I need a card that says,

"Holy crap, dude.  That was a rough one.  Thanks for hanging in there with me."

I settle on a card that says, "Damn, I'm lucky."

Tessa scolds me for buying a card with a curse word on it.  Great, now I'm a crabby wife AND potty-mouth mom.

In the end, we had a nice little overnight escape.  We talked about our growth over the year, and consoled each other over the rough bits. We ate grown up food and a lot of chocolate, and wandered around in stores we would have been thrown out of if we'd had the miscreants with us.  And not once did I have to tell Guy to stop climbing on anything, so, yah, pretty good.

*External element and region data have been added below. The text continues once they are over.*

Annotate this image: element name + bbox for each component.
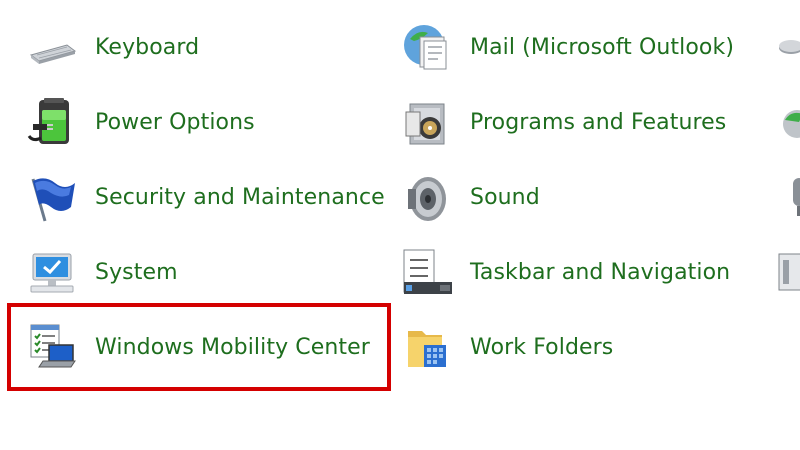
security-flag-icon (27, 173, 77, 223)
control-panel-item-mail-microsoft-outlook[interactable]: Mail (Microsoft Outlook) (402, 17, 742, 77)
power-options-label: Power Options (95, 110, 255, 135)
control-panel-item-sound[interactable]: Sound (402, 167, 742, 227)
control-panel-item-programs-and-features[interactable]: Programs and Features (402, 92, 742, 152)
programs-features-icon (402, 98, 452, 148)
keyboard-label: Keyboard (95, 35, 200, 60)
control-panel-item-security-and-maintenance[interactable]: Security and Maintenance (27, 167, 387, 227)
keyboard-icon (27, 23, 77, 73)
control-panel-item-system[interactable]: System (27, 242, 367, 302)
security-and-maintenance-label: Security and Maintenance (95, 185, 385, 210)
work-folders-icon (402, 323, 452, 373)
control-panel-item-work-folders[interactable]: Work Folders (402, 317, 742, 377)
speaker-icon (402, 173, 452, 223)
system-label: System (95, 260, 178, 285)
power-options-icon (27, 98, 77, 148)
partial-column-3-icon-2[interactable] (775, 98, 800, 146)
partial-column-3-icon-4[interactable] (775, 248, 800, 296)
taskbar-and-navigation-label: Taskbar and Navigation (470, 260, 731, 285)
mail-microsoft-outlook-label: Mail (Microsoft Outlook) (470, 35, 735, 60)
programs-and-features-label: Programs and Features (470, 110, 727, 135)
control-panel-item-taskbar-and-navigation[interactable]: Taskbar and Navigation (402, 242, 742, 302)
mail-icon (402, 23, 452, 73)
taskbar-icon (402, 248, 452, 298)
partial-column-3-icon-3[interactable] (775, 172, 800, 220)
partial-column-3-icon-1[interactable] (775, 24, 800, 72)
control-panel-item-power-options[interactable]: Power Options (27, 92, 367, 152)
selection-highlight-box (7, 303, 391, 391)
system-monitor-icon (27, 248, 77, 298)
work-folders-label: Work Folders (470, 335, 614, 360)
control-panel-item-keyboard[interactable]: Keyboard (27, 17, 367, 77)
sound-label: Sound (470, 185, 540, 210)
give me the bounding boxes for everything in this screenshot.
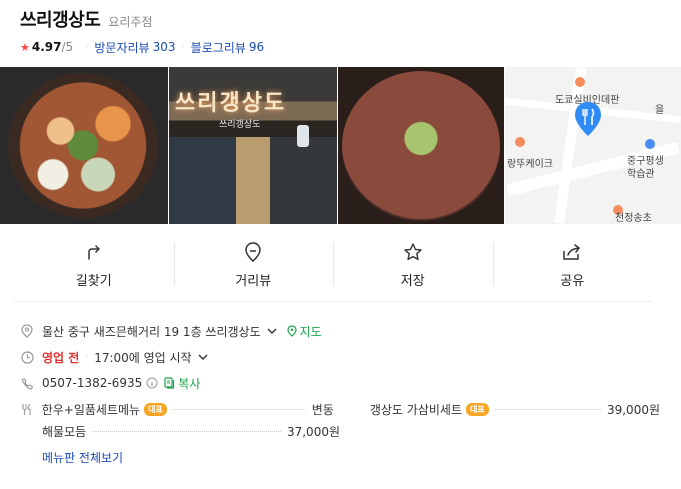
address-text: 울산 중구 새즈믄해거리 19 1층 쓰리갱상도 xyxy=(42,324,261,339)
seafood-dish-image xyxy=(8,73,158,218)
map-link[interactable]: 지도 xyxy=(287,323,322,340)
map-poi-marker xyxy=(645,139,655,149)
wall-lamp xyxy=(297,125,309,147)
signature-badge: 대표 xyxy=(144,402,167,416)
rating-score: 4.97 xyxy=(31,40,62,54)
hours-expand-chevron-down-icon[interactable] xyxy=(198,353,208,361)
save-button[interactable]: 저장 xyxy=(333,230,493,301)
menu-dotted-leader xyxy=(92,430,281,432)
action-bar: 길찾기 거리뷰 저장 공유 xyxy=(14,230,652,302)
blog-review-link[interactable]: 블로그리뷰 xyxy=(191,39,246,56)
beef-plate-image xyxy=(342,71,500,221)
restaurant-pin-icon xyxy=(575,102,601,136)
rating-max: /5 xyxy=(61,40,74,54)
location-map-thumbnail[interactable]: 도쿄실비인데판 랑뚜케이크 중구평생 학습관 을 천정송초 xyxy=(505,67,681,224)
menu-dotted-leader xyxy=(494,408,601,410)
opening-time: 17:00에 영업 시작 xyxy=(94,350,192,365)
photo-seafood-platter[interactable] xyxy=(0,67,168,224)
menu-row: 해물모듬 37,000원 xyxy=(20,420,660,442)
menu-item-price: 39,000원 xyxy=(606,402,660,417)
visitor-review-count[interactable]: 303 xyxy=(153,40,176,54)
menu-item[interactable]: 해물모듬 37,000원 xyxy=(42,423,340,440)
photo-beef-tataki[interactable] xyxy=(338,67,504,224)
photo-strip: 쓰리갱상도 쓰리갱상도 도쿄실비인데판 랑뚜케이크 중구평생 학습관 을 천정송초 xyxy=(0,67,681,224)
menu-item[interactable]: 갱상도 가삼비세트 대표 39,000원 xyxy=(370,401,660,418)
address-expand-chevron-down-icon[interactable] xyxy=(267,327,277,335)
star-icon xyxy=(403,242,423,262)
menu-item-name: 갱상도 가삼비세트 xyxy=(369,402,462,417)
share-icon xyxy=(562,242,582,262)
separator-dot: · xyxy=(181,41,185,53)
directions-label: 길찾기 xyxy=(75,274,112,289)
hours-row: 영업 전 · 17:00에 영업 시작 xyxy=(20,344,660,370)
map-pin-icon xyxy=(287,325,297,337)
storefront-window xyxy=(169,137,337,224)
storefront-subsign: 쓰리갱상도 xyxy=(219,120,261,130)
menu-item-price: 변동 xyxy=(311,402,334,417)
copy-label: 복사 xyxy=(178,376,201,391)
copy-icon xyxy=(164,377,175,389)
map-label-line: 학습관 xyxy=(627,169,655,180)
map-label: 천정송초 xyxy=(615,213,652,224)
storefront-sign: 쓰리갱상도 xyxy=(175,91,287,116)
menu-item-name: 한우+일품세트메뉴 xyxy=(41,402,141,417)
directions-icon xyxy=(84,242,104,262)
save-label: 저장 xyxy=(400,274,425,289)
visitor-review-link[interactable]: 방문자리뷰 xyxy=(94,39,149,56)
clock-icon xyxy=(20,350,34,364)
info-icon[interactable] xyxy=(146,377,158,389)
blog-review-count[interactable]: 96 xyxy=(249,40,264,54)
copy-button[interactable]: 복사 xyxy=(164,375,200,392)
map-link-label: 지도 xyxy=(299,324,322,339)
menu-row-spacer xyxy=(20,424,34,438)
location-icon xyxy=(20,324,34,338)
phone-icon xyxy=(20,376,34,390)
map-label: 랑뚜케이크 xyxy=(507,159,553,170)
menu-item-name: 해물모듬 xyxy=(42,424,87,439)
address-row: 울산 중구 새즈믄해거리 19 1층 쓰리갱상도 지도 xyxy=(20,318,660,344)
place-header: 쓰리갱상도 요리주점 ★ 4.97 /5 · 방문자리뷰 303 · 블로그리뷰… xyxy=(20,6,661,62)
place-info: 울산 중구 새즈믄해거리 19 1층 쓰리갱상도 지도 영업 전 · 17:00… xyxy=(20,318,660,396)
menu-item-price: 37,000원 xyxy=(286,424,340,439)
signature-badge: 대표 xyxy=(465,402,489,416)
menu-item[interactable]: 한우+일품세트메뉴 대표 변동 xyxy=(42,401,334,418)
share-button[interactable]: 공유 xyxy=(492,230,653,301)
directions-button[interactable]: 길찾기 xyxy=(14,230,174,301)
place-name[interactable]: 쓰리갱상도 xyxy=(20,6,101,32)
photo-storefront[interactable]: 쓰리갱상도 쓰리갱상도 xyxy=(169,67,337,224)
menu-preview: 한우+일품세트메뉴 대표 변동 갱상도 가삼비세트 대표 39,000원 해물모… xyxy=(20,398,660,442)
rating-row: ★ 4.97 /5 · 방문자리뷰 303 · 블로그리뷰 96 xyxy=(20,36,661,58)
street-view-label: 거리뷰 xyxy=(235,274,272,289)
phone-row: 0507-1382-6935 복사 xyxy=(20,370,660,396)
rating-star-icon: ★ xyxy=(20,40,30,54)
share-label: 공유 xyxy=(560,274,585,289)
map-poi-marker xyxy=(575,77,585,87)
phone-number[interactable]: 0507-1382-6935 xyxy=(42,376,142,390)
map-label-line: 중구평생 xyxy=(627,156,664,167)
separator-dot: · xyxy=(85,41,89,53)
separator-dot: · xyxy=(85,352,89,362)
map-label: 중구평생학습관 xyxy=(627,155,664,181)
street-view-icon xyxy=(243,242,263,262)
map-label: 을 xyxy=(655,105,665,116)
menu-row: 한우+일품세트메뉴 대표 변동 갱상도 가삼비세트 대표 39,000원 xyxy=(20,398,660,420)
place-category: 요리주점 xyxy=(108,15,153,29)
business-status: 영업 전 xyxy=(42,350,80,365)
street-view-button[interactable]: 거리뷰 xyxy=(173,230,334,301)
view-full-menu-link[interactable]: 메뉴판 전체보기 xyxy=(42,449,123,466)
menu-dotted-leader xyxy=(172,408,306,410)
map-poi-marker xyxy=(515,137,525,147)
utensils-icon xyxy=(20,402,34,416)
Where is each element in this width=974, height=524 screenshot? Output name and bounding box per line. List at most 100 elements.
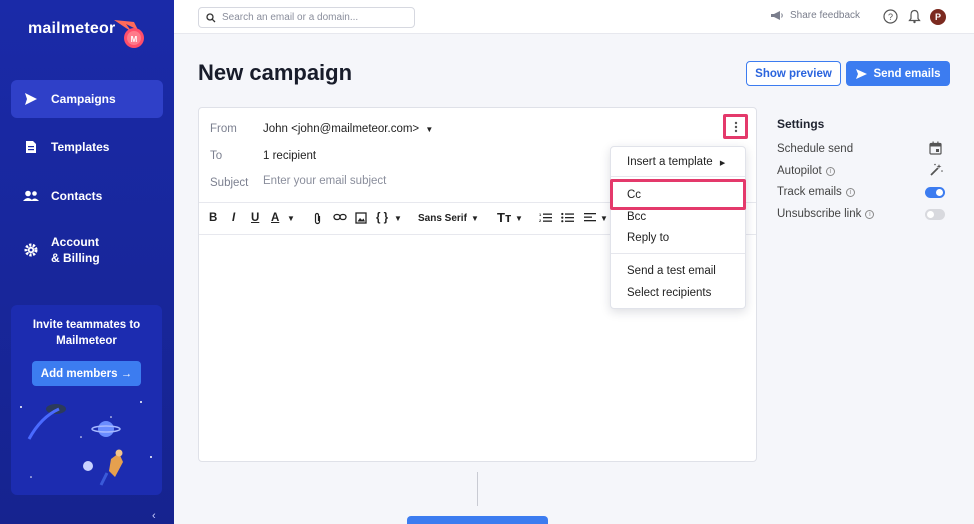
unsubscribe-link-label: Unsubscribe link <box>777 208 862 220</box>
unsubscribe-link-row: Unsubscribe link i <box>777 206 947 222</box>
invite-title-line1: Invite teammates to <box>32 319 141 331</box>
svg-text:1: 1 <box>539 212 542 217</box>
invite-title-line2: Mailmeteor <box>56 335 117 347</box>
sidebar-item-label-line1: Account <box>51 235 99 249</box>
show-preview-button[interactable]: Show preview <box>746 61 841 86</box>
text-color-button[interactable]: A <box>271 212 279 224</box>
menu-item-select-recipients[interactable]: Select recipients <box>627 287 711 299</box>
link-icon[interactable] <box>333 212 347 222</box>
text-color-caret-icon[interactable]: ▼ <box>287 214 295 223</box>
settings-title: Settings <box>777 117 825 131</box>
share-feedback-link[interactable]: Share feedback <box>770 10 860 21</box>
connector-line <box>477 472 478 506</box>
image-icon[interactable] <box>355 212 367 224</box>
invite-title: Invite teammates to Mailmeteor <box>11 317 162 349</box>
page-title: New campaign <box>198 60 353 85</box>
font-size-caret-icon[interactable]: ▼ <box>515 214 523 223</box>
sidebar-item-label: Account & Billing <box>51 234 100 266</box>
to-recipients[interactable]: 1 recipient <box>263 150 316 162</box>
send-icon <box>856 68 868 79</box>
megaphone-icon <box>771 11 783 20</box>
more-options-button[interactable] <box>723 114 748 139</box>
magic-wand-icon[interactable] <box>929 163 943 177</box>
add-members-button[interactable]: Add members → <box>32 361 141 386</box>
menu-item-bcc[interactable]: Bcc <box>627 211 646 223</box>
info-icon: i <box>865 209 875 219</box>
share-feedback-label: Share feedback <box>790 10 861 21</box>
track-emails-label: Track emails <box>777 186 842 198</box>
avatar[interactable]: P <box>930 9 946 25</box>
sidebar-item-contacts[interactable]: Contacts <box>11 177 163 215</box>
help-icon[interactable]: ? <box>883 9 898 24</box>
collapse-sidebar-icon[interactable]: ‹ <box>152 510 156 522</box>
sidebar-item-campaigns[interactable]: Campaigns <box>11 80 163 118</box>
logo[interactable]: mailmeteor M <box>28 20 144 48</box>
attachment-icon[interactable] <box>313 212 322 225</box>
sidebar-item-label: Contacts <box>51 189 103 203</box>
info-icon: i <box>845 187 855 197</box>
font-caret-icon[interactable]: ▼ <box>471 214 479 223</box>
from-select[interactable]: John <john@mailmeteor.com> ▼ <box>263 123 433 135</box>
variables-button[interactable]: { } <box>376 212 388 224</box>
bell-icon[interactable] <box>908 9 921 24</box>
sidebar-item-label-line2: & Billing <box>51 251 100 265</box>
to-label: To <box>210 150 223 162</box>
search-input[interactable] <box>222 12 402 23</box>
from-label: From <box>210 123 237 135</box>
menu-divider <box>611 253 745 254</box>
svg-text:?: ? <box>888 12 893 22</box>
more-options-menu: Insert a template ▶ Cc Bcc Reply to Send… <box>610 146 746 309</box>
autopilot-label: Autopilot <box>777 165 822 177</box>
toggle-knob <box>936 189 943 196</box>
align-icon[interactable] <box>584 212 596 223</box>
schedule-send-row[interactable]: Schedule send <box>777 141 947 157</box>
schedule-send-label: Schedule send <box>777 143 854 155</box>
send-emails-button[interactable]: Send emails <box>846 61 950 86</box>
bottom-action-button[interactable] <box>407 516 548 524</box>
topbar: Share feedback ? P <box>174 0 974 34</box>
meteor-logo-icon: M <box>114 20 144 48</box>
search-box <box>198 7 415 28</box>
track-emails-toggle[interactable] <box>925 187 945 198</box>
numbered-list-icon[interactable]: 12 <box>539 212 552 223</box>
calendar-icon[interactable] <box>929 141 942 155</box>
svg-text:2: 2 <box>539 218 542 223</box>
sidebar-item-label: Templates <box>51 140 110 154</box>
subject-label: Subject <box>210 177 249 189</box>
logo-text: mailmeteor <box>28 20 116 37</box>
align-caret-icon[interactable]: ▼ <box>600 214 608 223</box>
from-value: John <john@mailmeteor.com> <box>263 123 420 135</box>
svg-text:M: M <box>131 35 138 44</box>
send-icon <box>11 92 51 106</box>
track-emails-row: Track emails i <box>777 184 947 200</box>
vertical-dots-icon <box>734 121 737 132</box>
menu-item-insert-template[interactable]: Insert a template ▶ <box>627 156 725 168</box>
sidebar: mailmeteor M Campaigns Templates Contact… <box>0 0 174 524</box>
autopilot-row[interactable]: Autopilot i <box>777 163 947 179</box>
menu-item-label: Insert a template <box>627 156 713 168</box>
menu-divider <box>611 176 745 177</box>
font-size-button[interactable]: Tт <box>497 210 511 225</box>
subject-input[interactable] <box>263 175 593 187</box>
menu-item-send-test-email[interactable]: Send a test email <box>627 265 716 277</box>
toggle-knob <box>927 211 934 218</box>
underline-button[interactable]: U <box>251 212 259 224</box>
menu-item-reply-to[interactable]: Reply to <box>627 232 669 244</box>
bulleted-list-icon[interactable] <box>561 212 574 223</box>
sidebar-item-label: Campaigns <box>51 92 116 106</box>
document-icon <box>11 140 51 154</box>
variables-caret-icon[interactable]: ▼ <box>394 214 402 223</box>
unsubscribe-link-toggle[interactable] <box>925 209 945 220</box>
invite-card: Invite teammates to Mailmeteor Add membe… <box>11 305 162 495</box>
sidebar-item-account-billing[interactable]: Account & Billing <box>11 230 163 270</box>
send-emails-label: Send emails <box>873 67 941 80</box>
info-icon: i <box>825 166 835 176</box>
people-icon <box>11 190 51 202</box>
sidebar-item-templates[interactable]: Templates <box>11 128 163 166</box>
bold-button[interactable]: B <box>209 212 217 224</box>
gear-icon <box>11 243 51 257</box>
italic-button[interactable]: I <box>232 212 235 224</box>
font-family-select[interactable]: Sans Serif <box>418 213 467 224</box>
caret-right-icon: ▶ <box>719 160 726 167</box>
search-icon <box>206 12 216 22</box>
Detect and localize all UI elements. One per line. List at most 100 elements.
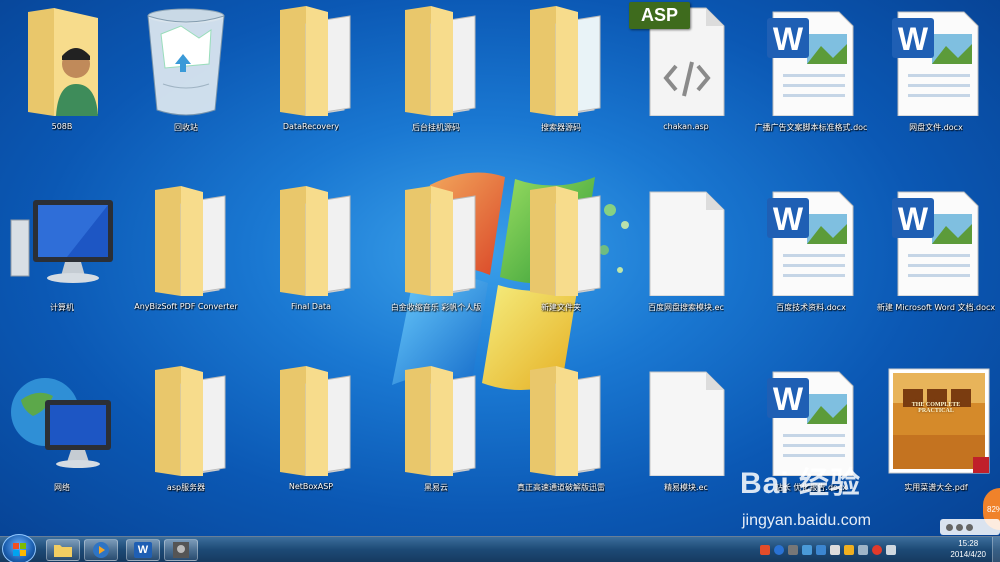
desktop-icon-baidu-tech-docx[interactable]: W 百度技术资料.docx xyxy=(749,180,873,330)
tray-flag-icon[interactable] xyxy=(830,545,840,555)
folder-icon xyxy=(506,0,616,120)
desktop-icon-netboxasp[interactable]: NetBoxASP xyxy=(249,360,373,510)
icon-label: asp服务器 xyxy=(166,483,206,492)
desktop-icon-datarecovery[interactable]: DataRecovery xyxy=(249,0,373,150)
icon-label: NetBoxASP xyxy=(288,482,334,491)
icon-label: 精易模块.ec xyxy=(664,483,708,492)
desktop-icon-chakan-asp[interactable]: ASP chakan.asp xyxy=(624,0,748,150)
folder-icon xyxy=(381,180,491,300)
system-tray xyxy=(760,541,896,559)
pdf-thumb-title: THE COMPLETE PRACTICAL xyxy=(911,402,961,414)
icon-label: Final Data xyxy=(290,302,332,311)
icon-label: 真正高速通道破解版迅雷 xyxy=(517,483,605,492)
asp-file-icon: ASP xyxy=(629,0,741,120)
icon-label: DataRecovery xyxy=(282,122,340,131)
tray-network-icon[interactable] xyxy=(858,545,868,555)
tray-app-icon[interactable] xyxy=(802,545,812,555)
user-folder-icon xyxy=(7,0,117,120)
recycle-bin-icon xyxy=(131,0,241,120)
word-document-icon: W xyxy=(756,0,866,120)
tray-security-icon[interactable] xyxy=(844,545,854,555)
desktop-icon-search-source[interactable]: 搜索器源码 xyxy=(499,0,623,150)
desktop-icon-ad-script-doc[interactable]: W 广播广告文案脚本标准格式.doc xyxy=(749,0,873,150)
minimize-icon[interactable] xyxy=(946,523,953,531)
desktop-icon-anybizsoft[interactable]: AnyBizSoft PDF Converter xyxy=(124,180,248,330)
watermark-url: jingyan.baidu.com xyxy=(742,512,871,529)
folder-icon xyxy=(54,545,72,557)
asp-badge: ASP xyxy=(629,2,691,29)
icon-label: 百度网盘搜索模块.ec xyxy=(648,303,724,312)
desktop-icon-new-folder[interactable]: 新建文件夹 xyxy=(499,180,623,330)
taskbar: W 15:28 2014/4/20 xyxy=(0,534,1000,562)
word-document-icon: W xyxy=(756,180,866,300)
icon-label: 百度技术资料.docx xyxy=(776,303,846,312)
word-document-icon: W xyxy=(881,0,991,120)
icon-label: 白金收缩音乐 彩帆个人版 xyxy=(390,303,482,312)
folder-icon xyxy=(131,180,241,300)
desktop-icon-heiyiyun[interactable]: 黑易云 xyxy=(374,360,498,510)
folder-icon xyxy=(256,180,366,300)
icon-label: 广播广告文案脚本标准格式.doc xyxy=(754,123,868,132)
taskbar-media-button[interactable] xyxy=(84,539,118,561)
desktop-icon-508b[interactable]: 508B xyxy=(0,0,124,150)
desktop-icon-netdisk-docx[interactable]: W 网盘文件.docx xyxy=(874,0,998,150)
desktop-icon-computer[interactable]: 计算机 xyxy=(0,180,124,330)
taskbar-word-button[interactable]: W xyxy=(126,539,160,561)
media-player-icon xyxy=(93,542,109,558)
desktop-icon-new-word-docx[interactable]: W 新建 Microsoft Word 文档.docx xyxy=(874,180,998,330)
watermark-logo: Bai 经验 xyxy=(740,467,862,500)
folder-icon xyxy=(256,0,366,120)
baidu-jingyan-watermark: Bai 经验 jingyan.baidu.com xyxy=(740,458,930,540)
tray-power-icon[interactable] xyxy=(872,545,882,555)
icon-label: 网络 xyxy=(54,483,70,492)
icon-label: 508B xyxy=(51,122,73,131)
icon-label: 搜索器源码 xyxy=(541,123,581,132)
tray-app-icon[interactable] xyxy=(816,545,826,555)
icon-label: 回收站 xyxy=(174,123,198,132)
clock-time: 15:28 xyxy=(958,539,979,548)
icon-label: 新建 Microsoft Word 文档.docx xyxy=(876,303,996,312)
desktop-icon-music-folder[interactable]: 白金收缩音乐 彩帆个人版 xyxy=(374,180,498,330)
word-document-icon: W xyxy=(881,180,991,300)
folder-icon xyxy=(381,360,491,480)
start-button[interactable] xyxy=(2,534,36,562)
folder-icon xyxy=(381,0,491,120)
icon-label: AnyBizSoft PDF Converter xyxy=(134,302,238,311)
tray-app-icon[interactable] xyxy=(760,545,770,555)
desktop-icon-jingyi-module-ec[interactable]: 精易模块.ec xyxy=(624,360,748,510)
tray-help-icon[interactable] xyxy=(774,545,784,555)
svg-text:W: W xyxy=(898,21,929,57)
folder-icon xyxy=(506,360,616,480)
desktop-icon-asp-server[interactable]: asp服务器 xyxy=(124,360,248,510)
computer-icon xyxy=(7,180,117,300)
icon-label: 后台挂机源码 xyxy=(412,123,460,132)
desktop-icon-network[interactable]: 网络 xyxy=(0,360,124,510)
folder-icon xyxy=(256,360,366,480)
desktop-icon-netdisk-search-ec[interactable]: 百度网盘搜索模块.ec xyxy=(624,180,748,330)
icon-label: 黑易云 xyxy=(424,483,448,492)
blank-file-icon xyxy=(631,180,741,300)
blank-file-icon xyxy=(631,360,741,480)
svg-text:W: W xyxy=(773,381,804,417)
desktop-icon-recycle-bin[interactable]: 回收站 xyxy=(124,0,248,150)
floating-mini-toolbar[interactable] xyxy=(940,519,1000,535)
svg-text:W: W xyxy=(773,201,804,237)
desktop-icon-final-data[interactable]: Final Data xyxy=(249,180,373,330)
icon-label: 新建文件夹 xyxy=(541,303,581,312)
close-icon[interactable] xyxy=(966,523,973,531)
svg-text:W: W xyxy=(773,21,804,57)
taskbar-clock[interactable]: 15:28 2014/4/20 xyxy=(950,538,986,560)
refresh-icon[interactable] xyxy=(956,523,963,531)
icon-label: 网盘文件.docx xyxy=(909,123,963,132)
desktop-icon-backend-source[interactable]: 后台挂机源码 xyxy=(374,0,498,150)
taskbar-app-button[interactable] xyxy=(164,539,198,561)
taskbar-explorer-button[interactable] xyxy=(46,539,80,561)
show-desktop-button[interactable] xyxy=(992,537,1000,562)
desktop-icon-xunlei[interactable]: 真正高速通道破解版迅雷 xyxy=(499,360,623,510)
svg-text:W: W xyxy=(898,201,929,237)
folder-icon xyxy=(131,360,241,480)
network-icon xyxy=(7,360,117,480)
tray-volume-icon[interactable] xyxy=(886,545,896,555)
tray-app-icon[interactable] xyxy=(788,545,798,555)
folder-icon xyxy=(506,180,616,300)
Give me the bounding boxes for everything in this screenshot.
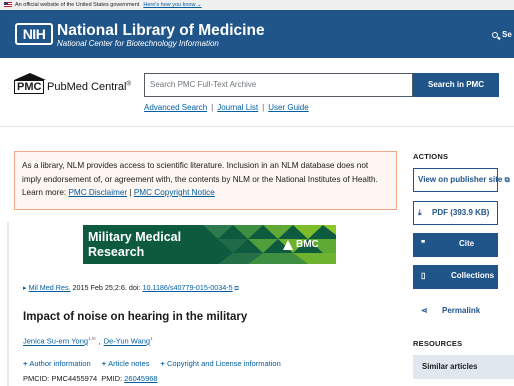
author-list: Jenica Su-ern Yong1,✉, De-Yun Wang1 — [23, 336, 153, 346]
share-icon: ⋖ — [421, 306, 428, 315]
search-in-pmc-button[interactable]: Search in PMC — [413, 73, 499, 97]
pmid-link[interactable]: 26045968 — [124, 374, 157, 383]
cite-button[interactable]: ❞ Cite — [413, 233, 498, 257]
pmc-logo-box: PMC — [14, 80, 45, 94]
search-icon — [492, 32, 498, 38]
external-link-icon: ⧉ — [504, 177, 510, 184]
journal-list-link[interactable]: Journal List — [217, 103, 258, 112]
pmc-copyright-link[interactable]: PMC Copyright Notice — [134, 188, 215, 197]
view-publisher-button[interactable]: View on publisher site ⧉ — [413, 168, 510, 192]
article-notes-toggle[interactable]: + Article notes — [102, 359, 150, 368]
article-ids: PMCID: PMC4455974 PMID: 26045968 — [23, 374, 158, 383]
author-information-toggle[interactable]: + Author information — [23, 359, 91, 368]
doi-link[interactable]: 10.1186/s40779-015-0034-5 — [142, 283, 232, 292]
pmc-disclaimer-link[interactable]: PMC Disclaimer — [68, 188, 127, 197]
chevron-down-icon: ⌄ — [196, 2, 202, 8]
user-guide-link[interactable]: User Guide — [268, 103, 308, 112]
us-flag-icon — [4, 2, 12, 8]
pmc-search-input[interactable]: Search PMC Full-Text Archive — [144, 73, 413, 97]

I think when you pile on a few years, you start getting better at certain things, and so God says, "Ok, they're ready for the next challenge", and something hits that would have turned you into a puddle a few years before.  I'm glad they don't all come at once. And I'm glad I have this good man at my side to ride the waves with, storms and all. Even if he still can't read my mind. 

Yup, I'm pretty *cus'word* lucky. 

Saturday, January 2, 2016

Tree Pickin'!

When you go to a pumpkin patch, you pick the biggest, roundest pumpkin you can carry, trade it out a few times for ones along the way that you like better, then you walk out of the patch smiling, sure you have THE BEST pumpkin on the planet, or at least in the patch.

Yeah, that is NOT how it works with Christmas trees.  Maybe it's because we are evil and should not kill an innocent tree for a leftover pagan ritual turned modern consumer trend.  I don't know, but it would seem that two tree snobs like Guy and I should NOT have to go to 5 tree lots to find a dead tree we both like!

(Maybe you should have started looking sooner than the 16th, you say?  Shush.)

Eventually we found ourselves back at the same hardware store parking lot that we have ended up at every year for 11 of our 12 Chrismas's here, regardless of where we start.

Guy found a tree he liked.  His priority was Fullness.
I found a tree I liked.  It had a nice top.  I'm a top girl.
Guy and I each held up our trees.  
We counted to three and told the kids to point at the one they liked...

Which cracked me the heck up.  
My tree was victorious!  
(Nano remained neutral.  I think that was wise).

Back at home the lights magically appeared on the tree (or I spent a really long time, profanity-free, of course, putting them on).  Yeah. Magic.

And *poof!*, it was decorated, without any squabbles or broken ornaments or anything.

The tree lost half it's needles by Christmas.  It sort of looked like a really tall tumbleweed.

Maybe Guy's tree would have been better.  
(shhh.  Don't tell him I told you so).